What does this figure mean for Marketing?
- 60% doesn’t suggest an organizational overlap with Sales, “territory” grabbing or misalignment in Sales and Marketing incentives. This is no man’s land: a gap in the purchasing funnel that neither commercial function currently addresses.
- The 60% mark is in that part of the mid-funnel that is critical in terms of driving the buyers’ consideration of a supplier for a potential purchase. Therefore, Marketing needs to de-emphasize tasks like thought leadership and white papers, and focus more on advanced activities, such as diagnosing purchasing needs and identifying internal barriers to purchases.
- 60% also means trying to build a dialogue with customers without having the advantage of a Sales rep’s one-on-one commercial interaction.
- Finally, 60% means moving beyond the “qualified lead” mindset. In essence, once we have moved past the early stages of the funnel, we need a strategy for persuasion and attention-grabbing mechanisms.
These implications are fundamentals in terms of shaping Marketing’s new role in influencing purchasing decisions. Marketing will need to act as a Sales rep without actually becoming one. So, how can a Marketing organization act like a Sales rep without actually being one?
Invest in conversational channels to drive a better dialogue with customers: We looked at the channels that customers consult in connection with a purchase and found out that the biggest opportunity for investment resides in a group of channels we labeled “conversational”. This group includes: customer testimonials, physical or virtual events, and supplier communities.
Customize messaging to address specific purchasing needs. This is probably the hardest challenge to meet because customer needs are not homogeneous.
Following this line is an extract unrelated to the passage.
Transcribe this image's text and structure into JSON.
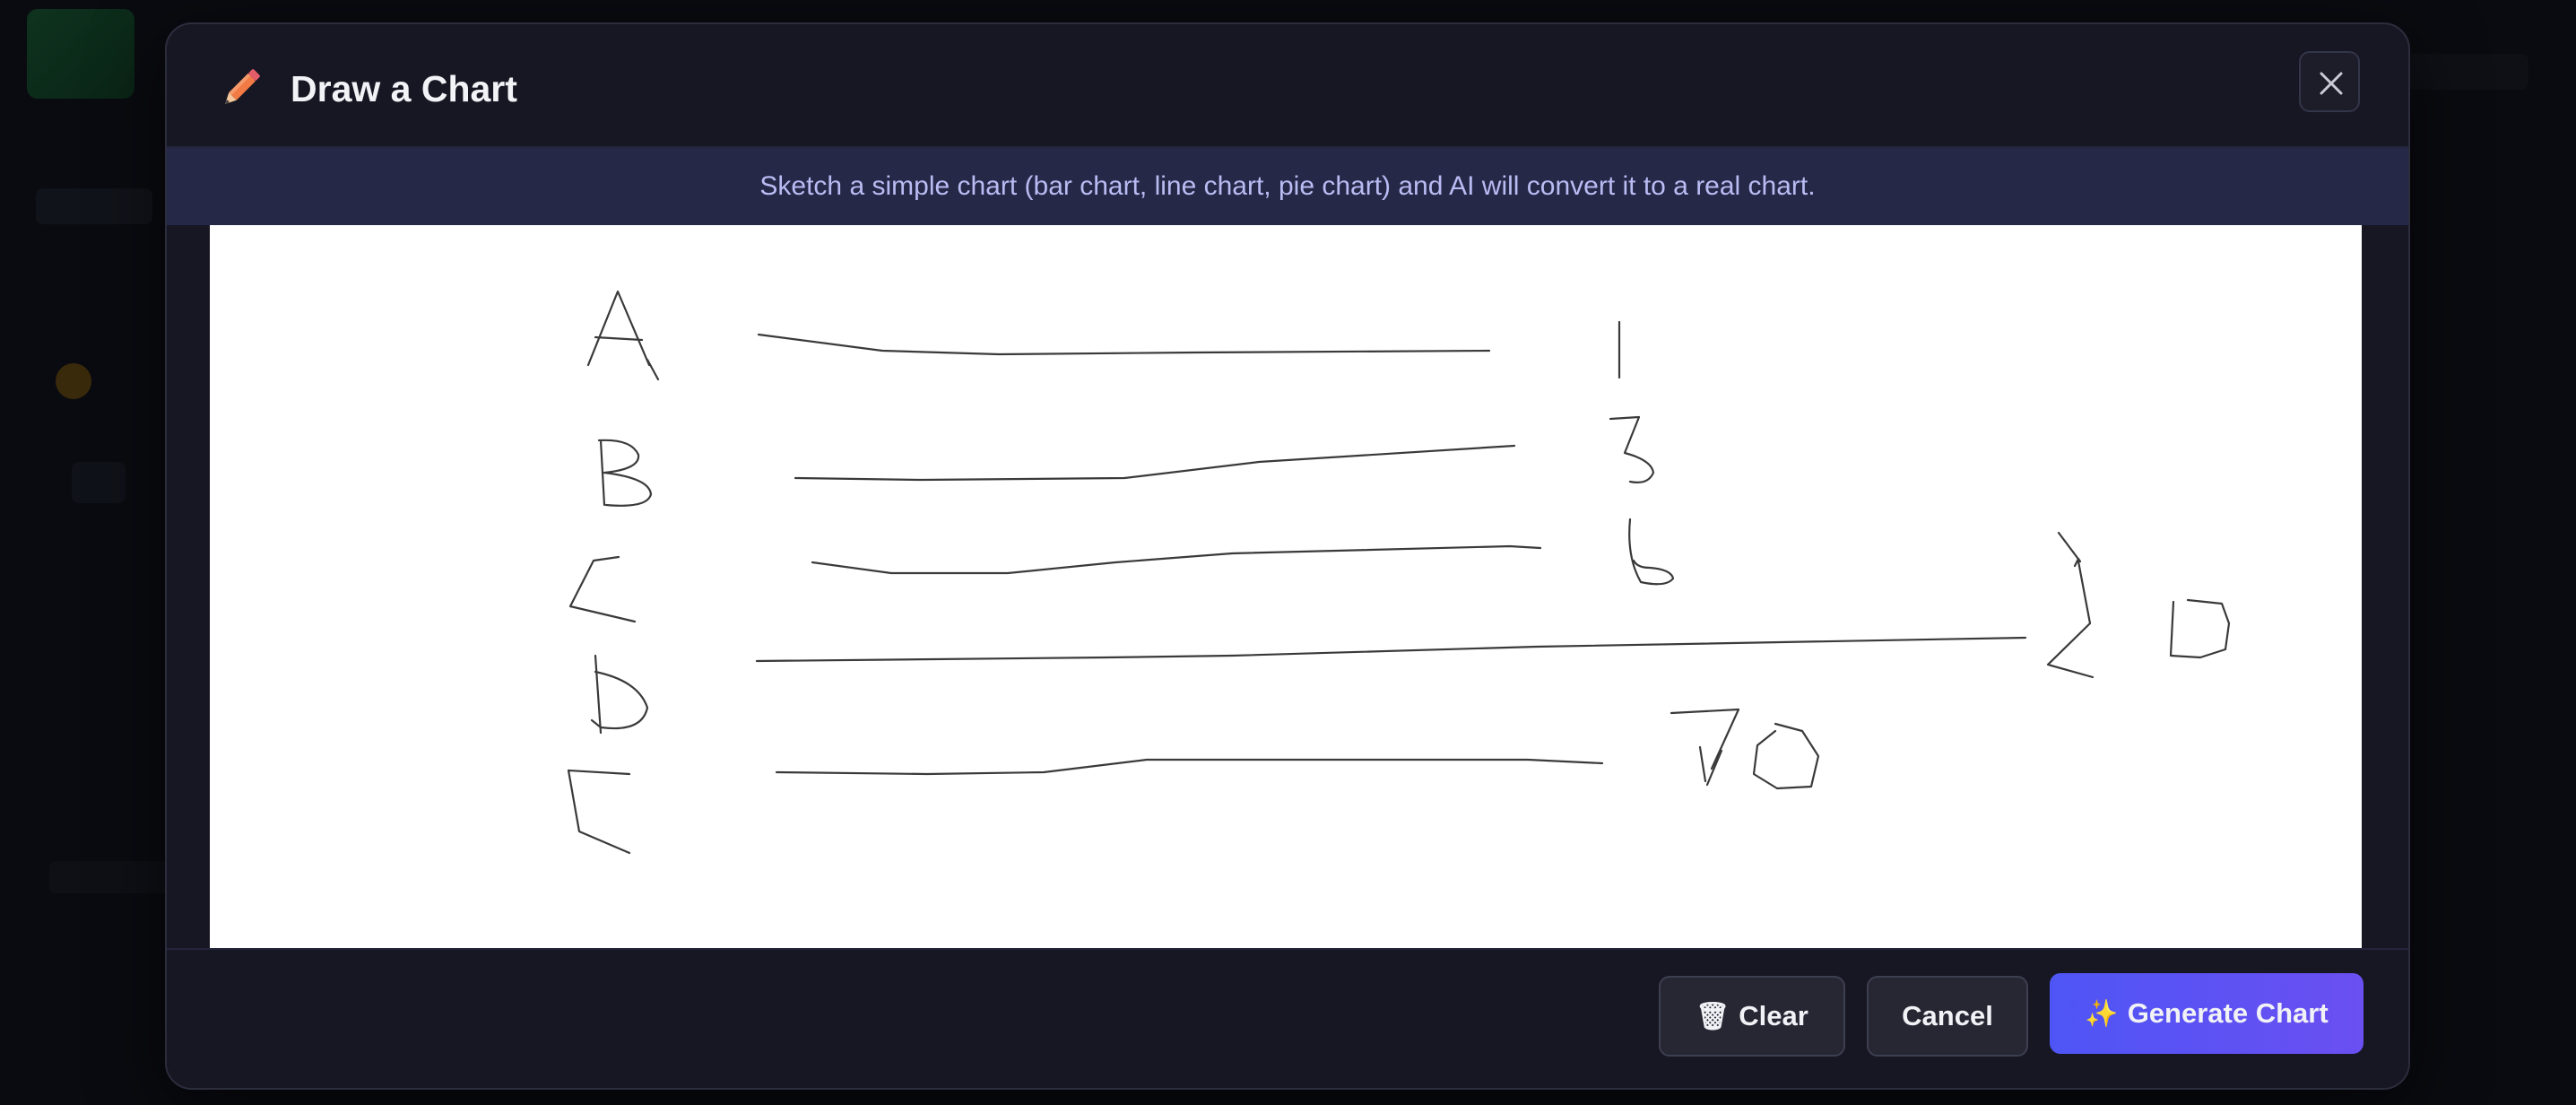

Our survey helped us identify 4 stable categories of purchasing needs: 1) innovation buyers; 2) ROI-conscious buyers; 3) relationship building buyers; and, 4) risk-averse buyers. In the absence of advanced “techno-graphics” (a blend of psychographics and technology tracking tools), we suggest using a “doctor’s questionnaire” approach: let customers self-select the information they are interested in from a menu of options covering the four categories of needs described above. The key to implementing a “menu of messaging options” relies on the ability to ensure information “findability” via techniques, such as: message categorization, links to third-party sources and other information presentation strategies that enhance content visibility.
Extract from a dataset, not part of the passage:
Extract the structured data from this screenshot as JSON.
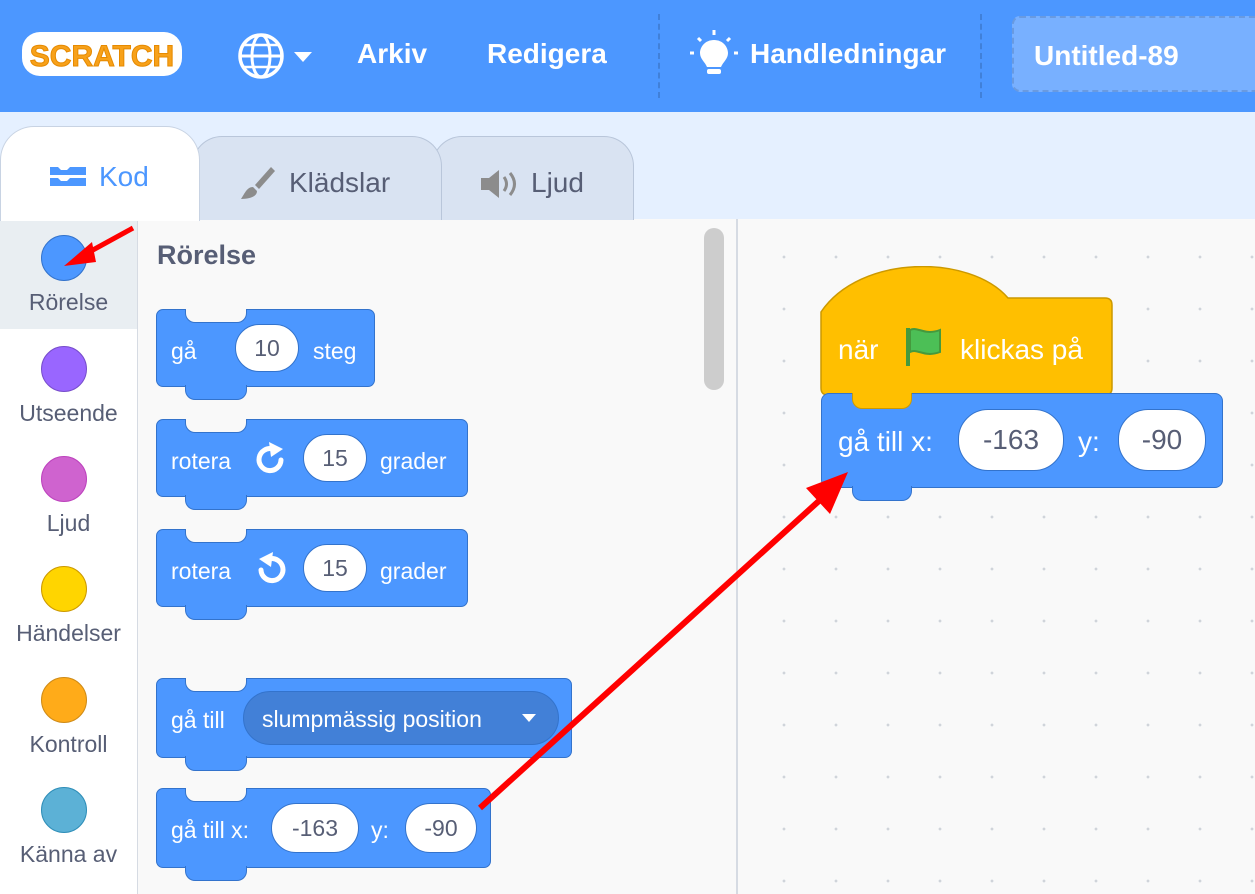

Build a strong connection with customers using a combination of commercial teaching and experiential marketing strategies for better impact and momentum building. One example is Hill-Rom’s approach to transforming a trade show from a product-centric event into a momentum-building experience. During the trade show, prospective customers experienced live, inside the booth, demonstrations of how the product works in terms of solving their problem. Here, the recipe for success was to focus on a critical customer problem and suggest an unexpected solution linked to the supplier’s unique strengths.
As buyers are gaining more independence in assessing their purchasing needs, Marketing needs to step in quickly to fill the mid-funnel void.